Por mais autoral que seja a obra, o que já é discutível de per si, o filme tem que atingir algum tipo de público para se tornar vendável, caso contrário não fica em cartaz, ou, quando fica, é pouco tempo - não mais do que uma semana. Conforme Badiou, um filme de autor “estabelece alguma idéia a seu respeito” (2002, p.109). É o oposto do juízo indistinto: “(...) filme situável na pasmaceira entre prazer e esquecimento” (BADIOU, 2002, p.109). A visitação do sensível é, para Badiou, a “poética do cinema”. Visitação porque é passagem e movimento. O cinema, para ele, é uma arte impura e, por isso, o “mais-um” das artes. Outro argumento considera o filme como estilo, que Badiou chama de juízo diacrítico. Estilo e autor são o contrário da indistinção porque se diferenciam da cópia. Esse estilo diacrítico é resultado da crítica, que julga o que é ou não filme de qualidade. Para Badiou, no entanto, “a arte é infinitamente mais rara do que a melhor crítica pode supor” (Ibidem, p.110).
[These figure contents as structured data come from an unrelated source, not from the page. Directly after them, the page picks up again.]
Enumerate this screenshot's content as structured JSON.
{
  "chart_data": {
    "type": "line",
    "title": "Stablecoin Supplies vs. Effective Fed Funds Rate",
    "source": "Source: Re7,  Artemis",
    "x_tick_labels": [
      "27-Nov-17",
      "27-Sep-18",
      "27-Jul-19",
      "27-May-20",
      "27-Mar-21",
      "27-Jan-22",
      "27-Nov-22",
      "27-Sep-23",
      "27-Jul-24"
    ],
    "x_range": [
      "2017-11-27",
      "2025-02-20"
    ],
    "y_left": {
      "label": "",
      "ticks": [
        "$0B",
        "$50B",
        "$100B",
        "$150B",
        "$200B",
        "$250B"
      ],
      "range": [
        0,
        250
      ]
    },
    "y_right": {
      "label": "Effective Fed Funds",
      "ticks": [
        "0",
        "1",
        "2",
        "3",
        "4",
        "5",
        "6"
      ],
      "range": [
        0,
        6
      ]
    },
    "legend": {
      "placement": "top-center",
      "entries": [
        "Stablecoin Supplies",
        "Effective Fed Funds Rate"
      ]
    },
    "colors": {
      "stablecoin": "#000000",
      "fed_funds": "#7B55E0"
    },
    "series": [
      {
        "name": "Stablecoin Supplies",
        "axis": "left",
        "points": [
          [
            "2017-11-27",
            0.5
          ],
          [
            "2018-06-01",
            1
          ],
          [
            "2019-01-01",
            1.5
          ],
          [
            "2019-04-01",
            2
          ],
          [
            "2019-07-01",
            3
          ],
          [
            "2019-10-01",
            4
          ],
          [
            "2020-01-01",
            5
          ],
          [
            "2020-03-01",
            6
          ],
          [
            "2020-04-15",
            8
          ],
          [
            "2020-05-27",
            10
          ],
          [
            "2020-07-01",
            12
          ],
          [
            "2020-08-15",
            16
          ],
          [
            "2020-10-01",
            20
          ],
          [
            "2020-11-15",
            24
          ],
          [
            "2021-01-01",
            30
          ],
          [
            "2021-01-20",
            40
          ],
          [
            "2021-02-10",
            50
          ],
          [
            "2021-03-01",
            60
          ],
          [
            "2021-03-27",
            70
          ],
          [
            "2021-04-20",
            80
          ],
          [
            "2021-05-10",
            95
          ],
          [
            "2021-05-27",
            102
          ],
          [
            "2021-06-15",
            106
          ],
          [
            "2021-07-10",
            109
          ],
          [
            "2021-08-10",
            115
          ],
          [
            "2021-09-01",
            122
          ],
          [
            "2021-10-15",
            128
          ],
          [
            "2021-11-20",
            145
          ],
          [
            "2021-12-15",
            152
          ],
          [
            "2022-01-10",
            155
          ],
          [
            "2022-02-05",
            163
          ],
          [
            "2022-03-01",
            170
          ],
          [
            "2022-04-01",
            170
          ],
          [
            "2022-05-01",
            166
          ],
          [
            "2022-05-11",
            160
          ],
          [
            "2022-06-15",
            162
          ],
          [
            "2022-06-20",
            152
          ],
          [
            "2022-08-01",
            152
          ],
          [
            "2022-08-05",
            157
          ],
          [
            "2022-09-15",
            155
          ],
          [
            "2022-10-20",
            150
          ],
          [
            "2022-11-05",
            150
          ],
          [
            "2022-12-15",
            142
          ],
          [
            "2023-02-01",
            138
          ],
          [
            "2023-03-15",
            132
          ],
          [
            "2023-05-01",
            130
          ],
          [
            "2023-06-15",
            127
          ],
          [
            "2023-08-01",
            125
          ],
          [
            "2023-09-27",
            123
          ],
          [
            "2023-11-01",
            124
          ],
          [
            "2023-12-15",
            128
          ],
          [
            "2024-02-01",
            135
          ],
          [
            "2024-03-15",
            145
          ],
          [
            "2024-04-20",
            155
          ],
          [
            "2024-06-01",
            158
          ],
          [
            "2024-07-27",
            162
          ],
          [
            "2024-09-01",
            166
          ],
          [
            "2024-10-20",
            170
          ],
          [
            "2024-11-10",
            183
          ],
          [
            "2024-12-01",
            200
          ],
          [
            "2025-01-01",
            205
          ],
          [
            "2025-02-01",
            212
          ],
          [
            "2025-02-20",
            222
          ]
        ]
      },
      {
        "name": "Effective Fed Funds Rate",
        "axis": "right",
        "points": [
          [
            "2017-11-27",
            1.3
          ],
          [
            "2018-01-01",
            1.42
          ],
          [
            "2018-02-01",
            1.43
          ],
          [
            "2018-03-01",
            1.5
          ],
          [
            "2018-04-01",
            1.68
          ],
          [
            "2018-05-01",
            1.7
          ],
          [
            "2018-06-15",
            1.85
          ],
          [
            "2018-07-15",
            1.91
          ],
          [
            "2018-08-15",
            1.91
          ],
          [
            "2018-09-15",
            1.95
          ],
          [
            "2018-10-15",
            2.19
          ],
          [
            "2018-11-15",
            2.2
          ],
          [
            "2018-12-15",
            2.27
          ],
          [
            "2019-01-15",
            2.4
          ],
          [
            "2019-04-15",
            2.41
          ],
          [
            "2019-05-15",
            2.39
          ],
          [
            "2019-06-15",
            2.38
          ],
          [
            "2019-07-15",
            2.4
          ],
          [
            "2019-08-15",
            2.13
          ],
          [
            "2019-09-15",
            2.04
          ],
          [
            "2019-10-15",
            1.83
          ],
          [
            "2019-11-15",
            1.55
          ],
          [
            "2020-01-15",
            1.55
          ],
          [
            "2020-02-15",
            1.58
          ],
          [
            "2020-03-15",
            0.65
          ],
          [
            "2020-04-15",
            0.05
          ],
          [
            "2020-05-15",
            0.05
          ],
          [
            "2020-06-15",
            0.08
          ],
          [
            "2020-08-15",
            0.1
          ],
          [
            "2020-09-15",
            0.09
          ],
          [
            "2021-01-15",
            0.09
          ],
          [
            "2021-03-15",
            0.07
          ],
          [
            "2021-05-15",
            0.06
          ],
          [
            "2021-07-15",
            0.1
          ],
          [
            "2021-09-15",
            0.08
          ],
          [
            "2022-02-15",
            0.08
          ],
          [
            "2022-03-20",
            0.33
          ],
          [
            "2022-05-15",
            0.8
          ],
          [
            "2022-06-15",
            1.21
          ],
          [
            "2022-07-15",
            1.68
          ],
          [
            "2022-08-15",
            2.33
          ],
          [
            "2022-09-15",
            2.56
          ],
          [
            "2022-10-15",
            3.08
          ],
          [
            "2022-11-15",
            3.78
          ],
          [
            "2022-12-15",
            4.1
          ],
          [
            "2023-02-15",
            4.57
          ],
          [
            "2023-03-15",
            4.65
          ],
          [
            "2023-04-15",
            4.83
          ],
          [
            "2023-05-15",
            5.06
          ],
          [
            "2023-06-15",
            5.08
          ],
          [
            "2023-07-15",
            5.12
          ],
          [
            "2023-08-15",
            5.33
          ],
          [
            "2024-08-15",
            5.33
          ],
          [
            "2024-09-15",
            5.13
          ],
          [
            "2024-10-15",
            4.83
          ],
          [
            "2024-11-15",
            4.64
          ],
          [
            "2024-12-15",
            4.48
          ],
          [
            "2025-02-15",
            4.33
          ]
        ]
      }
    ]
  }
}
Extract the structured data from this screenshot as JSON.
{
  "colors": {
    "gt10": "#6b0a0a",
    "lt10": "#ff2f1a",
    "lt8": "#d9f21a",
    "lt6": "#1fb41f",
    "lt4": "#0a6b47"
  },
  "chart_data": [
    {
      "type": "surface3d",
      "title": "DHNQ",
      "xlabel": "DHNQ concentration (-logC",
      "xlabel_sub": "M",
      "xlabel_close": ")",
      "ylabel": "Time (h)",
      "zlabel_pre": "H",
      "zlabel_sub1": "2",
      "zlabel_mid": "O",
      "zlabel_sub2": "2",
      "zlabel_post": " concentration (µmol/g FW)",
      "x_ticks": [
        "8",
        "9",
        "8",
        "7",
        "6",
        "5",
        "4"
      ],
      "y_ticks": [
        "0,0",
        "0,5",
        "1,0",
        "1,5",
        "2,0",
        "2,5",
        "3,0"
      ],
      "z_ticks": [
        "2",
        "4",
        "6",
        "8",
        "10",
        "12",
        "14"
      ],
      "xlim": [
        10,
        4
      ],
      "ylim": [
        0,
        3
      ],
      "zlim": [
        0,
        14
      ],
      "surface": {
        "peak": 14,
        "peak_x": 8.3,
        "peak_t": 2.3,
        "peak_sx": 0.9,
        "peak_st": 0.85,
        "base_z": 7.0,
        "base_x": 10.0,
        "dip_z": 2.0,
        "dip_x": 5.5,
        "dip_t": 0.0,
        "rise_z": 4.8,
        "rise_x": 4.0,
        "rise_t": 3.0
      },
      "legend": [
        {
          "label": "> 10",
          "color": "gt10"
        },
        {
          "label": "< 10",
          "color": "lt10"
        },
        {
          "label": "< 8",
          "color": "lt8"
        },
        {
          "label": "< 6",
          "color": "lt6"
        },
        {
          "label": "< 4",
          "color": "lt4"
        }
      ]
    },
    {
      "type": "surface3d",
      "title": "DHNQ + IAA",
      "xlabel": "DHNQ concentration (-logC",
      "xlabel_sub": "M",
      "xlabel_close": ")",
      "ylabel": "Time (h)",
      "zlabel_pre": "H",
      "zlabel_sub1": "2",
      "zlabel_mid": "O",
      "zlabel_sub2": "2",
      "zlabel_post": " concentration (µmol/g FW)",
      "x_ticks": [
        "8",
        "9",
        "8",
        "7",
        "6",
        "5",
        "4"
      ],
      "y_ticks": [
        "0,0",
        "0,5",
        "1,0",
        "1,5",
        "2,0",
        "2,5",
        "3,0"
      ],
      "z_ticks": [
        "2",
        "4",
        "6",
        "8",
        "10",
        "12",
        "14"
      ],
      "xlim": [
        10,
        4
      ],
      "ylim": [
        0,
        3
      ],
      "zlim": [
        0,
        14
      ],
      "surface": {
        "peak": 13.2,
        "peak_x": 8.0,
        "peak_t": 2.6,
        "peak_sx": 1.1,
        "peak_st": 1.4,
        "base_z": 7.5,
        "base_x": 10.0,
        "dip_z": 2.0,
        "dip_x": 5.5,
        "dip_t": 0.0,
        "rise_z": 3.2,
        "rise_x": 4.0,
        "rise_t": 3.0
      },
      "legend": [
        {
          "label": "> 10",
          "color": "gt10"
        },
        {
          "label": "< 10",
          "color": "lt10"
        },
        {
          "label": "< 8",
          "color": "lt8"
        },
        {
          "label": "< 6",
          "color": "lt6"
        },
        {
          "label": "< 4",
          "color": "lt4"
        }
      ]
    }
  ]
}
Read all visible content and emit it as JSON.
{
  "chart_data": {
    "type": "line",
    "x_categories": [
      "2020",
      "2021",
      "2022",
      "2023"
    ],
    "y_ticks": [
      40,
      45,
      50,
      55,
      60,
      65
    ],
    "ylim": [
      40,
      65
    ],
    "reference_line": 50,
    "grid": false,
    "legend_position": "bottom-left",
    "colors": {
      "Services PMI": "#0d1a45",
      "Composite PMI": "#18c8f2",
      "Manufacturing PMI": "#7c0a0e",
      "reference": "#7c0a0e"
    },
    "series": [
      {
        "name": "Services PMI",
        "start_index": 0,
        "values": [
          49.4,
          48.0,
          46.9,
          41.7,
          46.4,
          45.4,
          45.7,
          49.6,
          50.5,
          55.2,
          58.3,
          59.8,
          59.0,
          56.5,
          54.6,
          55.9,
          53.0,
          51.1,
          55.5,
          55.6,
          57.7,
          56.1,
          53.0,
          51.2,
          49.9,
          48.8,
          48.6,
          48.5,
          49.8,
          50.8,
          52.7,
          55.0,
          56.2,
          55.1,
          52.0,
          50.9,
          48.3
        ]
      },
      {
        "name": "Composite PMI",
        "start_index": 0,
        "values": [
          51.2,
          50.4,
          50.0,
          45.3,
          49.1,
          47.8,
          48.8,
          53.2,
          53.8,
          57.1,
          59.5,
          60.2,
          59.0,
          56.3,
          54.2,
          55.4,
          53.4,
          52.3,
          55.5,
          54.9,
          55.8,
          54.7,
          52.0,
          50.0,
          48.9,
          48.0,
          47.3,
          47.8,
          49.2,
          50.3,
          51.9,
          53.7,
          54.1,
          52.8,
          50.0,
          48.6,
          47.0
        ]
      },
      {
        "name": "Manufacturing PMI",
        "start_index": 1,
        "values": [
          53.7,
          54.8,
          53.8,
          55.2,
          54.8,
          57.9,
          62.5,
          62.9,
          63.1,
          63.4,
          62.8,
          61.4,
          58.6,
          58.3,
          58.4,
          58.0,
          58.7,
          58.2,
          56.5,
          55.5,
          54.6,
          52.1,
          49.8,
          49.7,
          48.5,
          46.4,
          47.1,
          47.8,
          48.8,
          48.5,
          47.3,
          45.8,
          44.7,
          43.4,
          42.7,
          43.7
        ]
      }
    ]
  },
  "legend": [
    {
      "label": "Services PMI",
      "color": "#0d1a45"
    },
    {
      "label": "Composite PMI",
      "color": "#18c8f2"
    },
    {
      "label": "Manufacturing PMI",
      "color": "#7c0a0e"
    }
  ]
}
Ao se falar de um filme, ainda conforme Badiou, não se deveria dar privilégio às questões puramente técnicas, como o plano, o corte e os demais efeitos com a câmera, a não ser que contribuam para uma reflexão avançada ou o “toque” da Idéia (que ele escreve com letra maiúscula), inata à impureza do filme. Segundo Badiou, um filme mostra o que não há nele, ou o que está

além dele. A tese é semelhante ao cinema praticado por um Ruy Guerra. Ele mostra

para não mostrar. Guerra prefere trabalhar com a noção do tempo, por causa de uma pluralidade do imaginário, que transita, livremente, entre o passado, o presente e o futuro.

Em determinados filmes, parece haver como que uma fusão entre a personalidade do cineasta autoral e a sua obra. Um determinado tipo de análise pode levar em conta o autor como uma instância abstrata (separada da sua obra), mas outro pode considerá-lo como uma personalidade que se expressa por meio da câmera, e é disso que se trata aqui. Não é o caso de desvendar o que o cineasta pensa através do filme, mas o fato de que esse filme é a forma de expressão da pessoa (artista e artesão), com toda a pluralidade que ela comporta. Pode ser, também, a representação de uma individualidade sensível a um certo modo de se dirigir ao mundo. Ao definir Terra em

transe (1967), Glauber Rocha afirmou que se tratava de um filme mais “poemático do

que ficcional” (1997, p.274). Nos estudos de cinema, Jean-Claude Bernardet revisita o tema da autoria cinematográfica em “O autor no cinema - A Política dos Autores: França-Brasil, anos 50 e 60”, enfocando-a sob o ponto de vista da crítica especializada,

no Brasil e no exterior. Teixeira Coelho, apesar de não se filiar aos estudos cinematográficos, mas em ação cultural, aponta para uma sensibilidade pós-moderna ao se referir ao trabalho de Jean-Luc Godard, e reflete sobre a autoria no ensaio “A morte moderna do autor”, revendo os postulados estruturalistas de Michel Foucault, para concluir que “depois de um período de ostracismo, o autor volta à cena (...)” (1995, p. 147).